Back in Palermo the local peasants fighting for the rights to unoccupied land became the subject of his third collection, during which he struck up an intimate friendship with Li Causi, the rebel leader. Over the next few years he campaigned actively for the cultural emancipation of Sicily, working to contain the rise of the Mafia, and halt political corruption. He took a job in the Palermitan psychiatric unit for a great part of the 50s, producing a damning study on the conditions of the wards, and use of medieval curing techniques, aiding the fight for political reforms in mental institutes.

The rest of the decade was spent travelling to Eastern Europe, and the Middle, and Far East, examining third world poverty, painting on the subject of famine, overpopulation, and threat of atomic war.
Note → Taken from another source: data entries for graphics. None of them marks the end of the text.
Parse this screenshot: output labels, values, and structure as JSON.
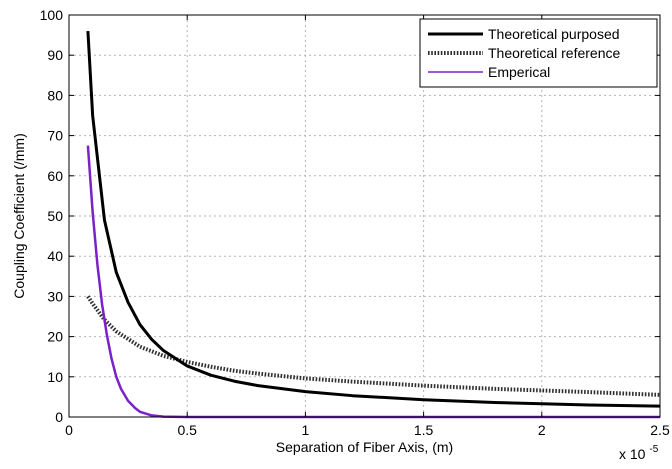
{
  "chart_data": {
    "type": "line",
    "xlabel": "Separation of Fiber Axis, (m)",
    "ylabel": "Coupling Coefficient (/mm)",
    "x_multiplier_label": "x 10",
    "x_multiplier_exponent": "-5",
    "xlim": [
      0,
      2.5
    ],
    "ylim": [
      0,
      100
    ],
    "x_ticks": [
      "0",
      "0.5",
      "1",
      "1.5",
      "2",
      "2.5"
    ],
    "y_ticks": [
      "0",
      "10",
      "20",
      "30",
      "40",
      "50",
      "60",
      "70",
      "80",
      "90",
      "100"
    ],
    "grid": true,
    "legend_position": "top-right",
    "series": [
      {
        "name": "Theoretical purposed",
        "color": "#000000",
        "style": "solid-thick",
        "x": [
          0.08,
          0.1,
          0.15,
          0.2,
          0.25,
          0.3,
          0.35,
          0.4,
          0.5,
          0.6,
          0.7,
          0.8,
          1.0,
          1.2,
          1.5,
          1.8,
          2.0,
          2.2,
          2.5
        ],
        "y": [
          96,
          75,
          49,
          36,
          28.5,
          23,
          19.3,
          16.5,
          12.7,
          10.4,
          8.9,
          7.8,
          6.3,
          5.3,
          4.3,
          3.6,
          3.3,
          3.0,
          2.7
        ]
      },
      {
        "name": "Theoretical reference",
        "color": "#303030",
        "style": "dotted-thick",
        "x": [
          0.08,
          0.1,
          0.15,
          0.2,
          0.3,
          0.4,
          0.5,
          0.6,
          0.7,
          0.8,
          1.0,
          1.2,
          1.5,
          1.8,
          2.0,
          2.2,
          2.5
        ],
        "y": [
          30,
          28.2,
          24.2,
          21.3,
          17.5,
          15.2,
          13.7,
          12.5,
          11.5,
          10.8,
          9.6,
          8.8,
          7.8,
          7.0,
          6.6,
          6.2,
          5.5
        ]
      },
      {
        "name": "Emperical",
        "color": "#7a22c8",
        "style": "solid",
        "x": [
          0.08,
          0.1,
          0.12,
          0.14,
          0.16,
          0.18,
          0.2,
          0.22,
          0.25,
          0.28,
          0.3,
          0.35,
          0.4,
          0.5,
          1.0,
          1.5,
          2.0,
          2.5
        ],
        "y": [
          67.5,
          51,
          38,
          28,
          20.5,
          14.5,
          10,
          7,
          4,
          2.2,
          1.3,
          0.4,
          0.1,
          0,
          0,
          0,
          0,
          0
        ]
      }
    ]
  }
}
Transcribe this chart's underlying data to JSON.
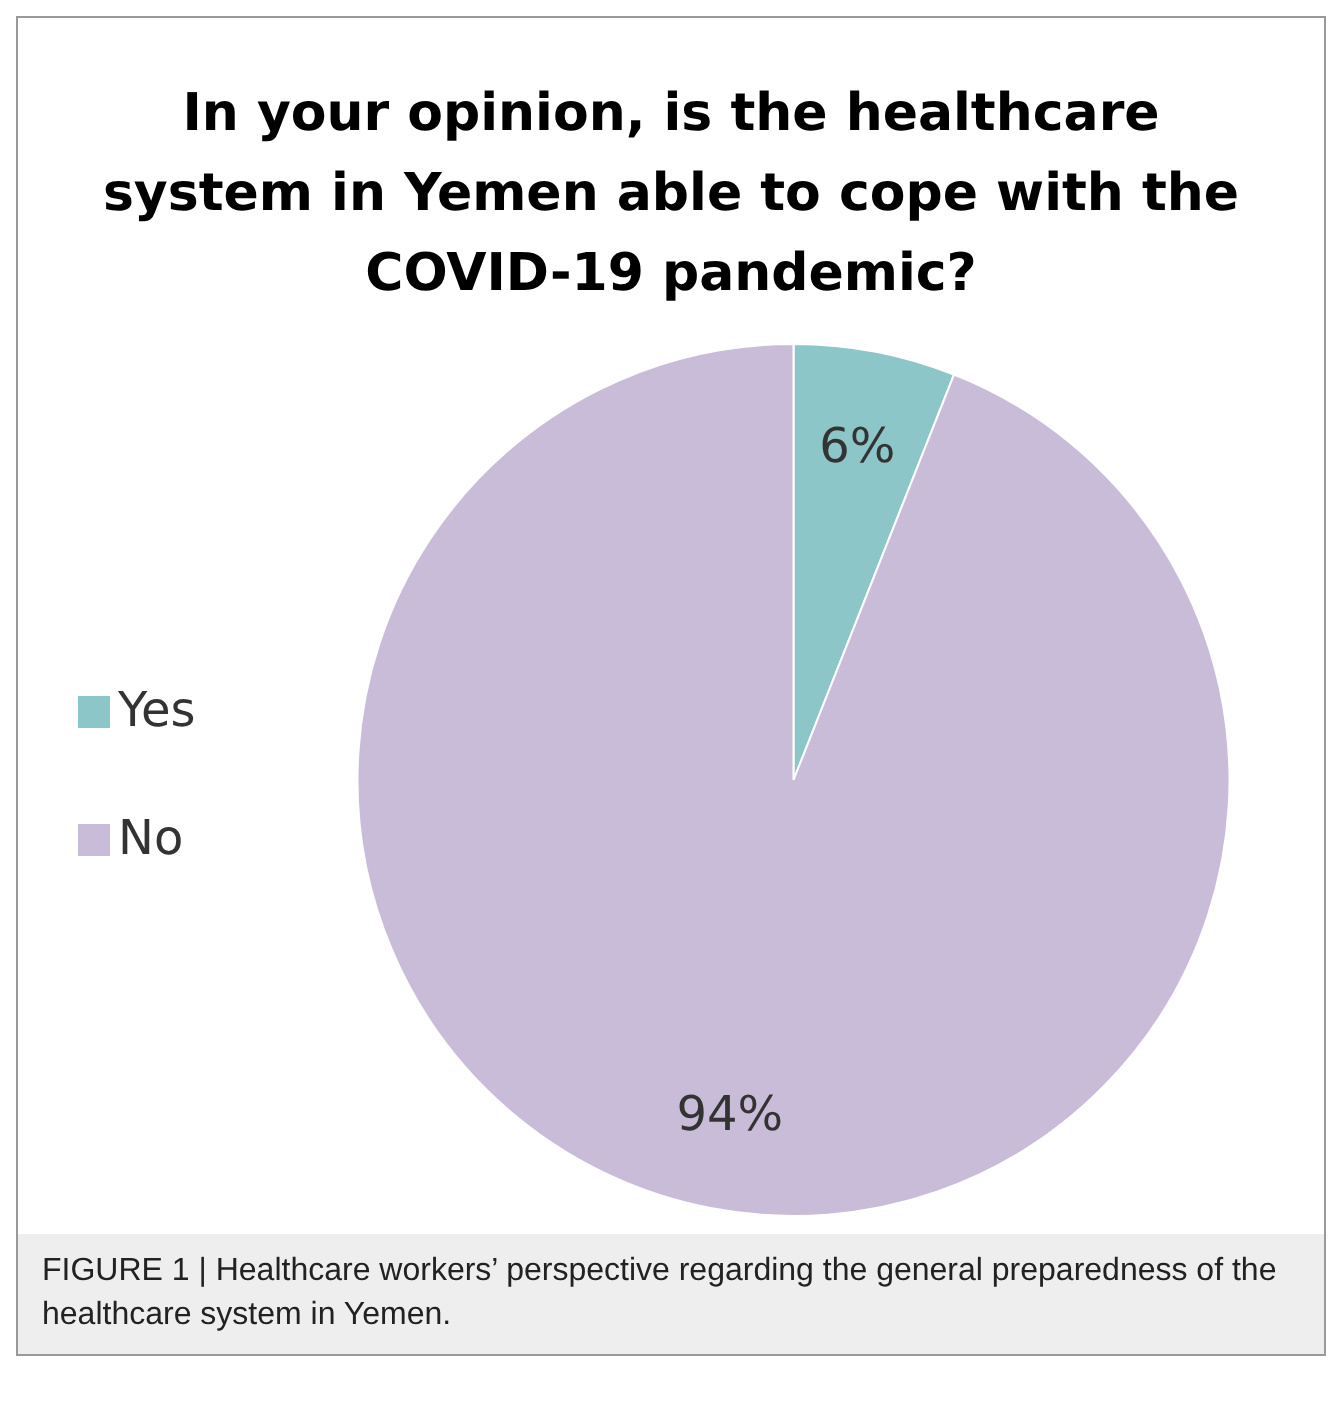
{
  "chart_data": {
    "type": "pie",
    "title": "In your opinion, is the healthcare system in Yemen able to cope with the COVID-19 pandemic?",
    "categories": [
      "Yes",
      "No"
    ],
    "values": [
      6,
      94
    ],
    "colors": [
      "#8cc6c8",
      "#c9bcd8"
    ],
    "value_labels": [
      "6%",
      "94%"
    ],
    "legend": "left",
    "annotations": [
      "FIGURE 1 | Healthcare workers’ perspective regarding the general preparedness of the healthcare system in Yemen."
    ]
  }
}
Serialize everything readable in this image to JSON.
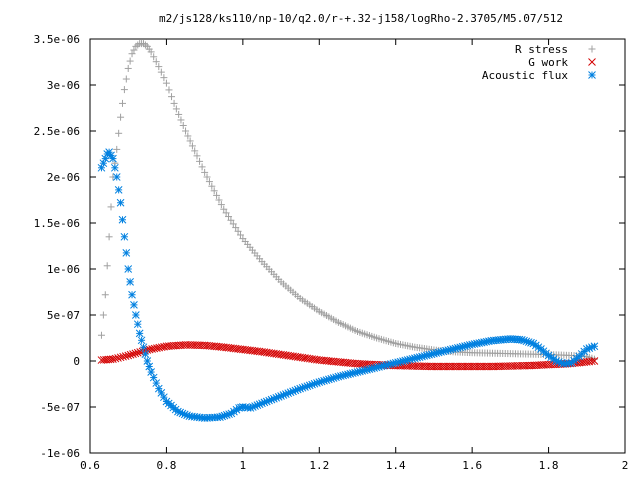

He spent long stretches in Iran, also visiting India, Thailand, and Japan before they were contaminated by Western civilization. His travels then took him to Tehran to take Persian calligraphy course, after which he returned to Japan to study 18th and 19th Century paintings, favouring the great Hokusai. Then to America at the time of the Kennedy assassination, guest of Malcom X, Jack Levine, Tennesse Williams and Ben Shahn. There he completed his American collection published in Time, Life and Fortune amongst other magazines. On return to Italy, Rome became his new home, but he returned to India and was then invited to cover the Vietnam War by the North Vietnam government producing photographic documentation, while corresponding for Italian newspaper Sole 24 Ore. Since then he has continued to travel but his focus has remained on Italy, particularly on Roman history, favouring painting the Roman ruins, and flower baskets of, in my view, inferior quality.

In all his travels Caruso has managed to meet the men who best represented modern times: from Mann to Albert Camus, Pablo Picasso to Chagall, General Giap to Pan Van Dong, Bressai to Ben Shahn, Stravinskj to Jean Paul Sartre, Max Ernst to Magritte. He remains a man unknown beyond the Italian borders, a man alone, a man who will bring his wealth of knowledge and tortured genius with him to his grave. Getting to know him properly has been a tremendous pleasure on my part, broadening my own knowledge, and raising interests I never knew I would have.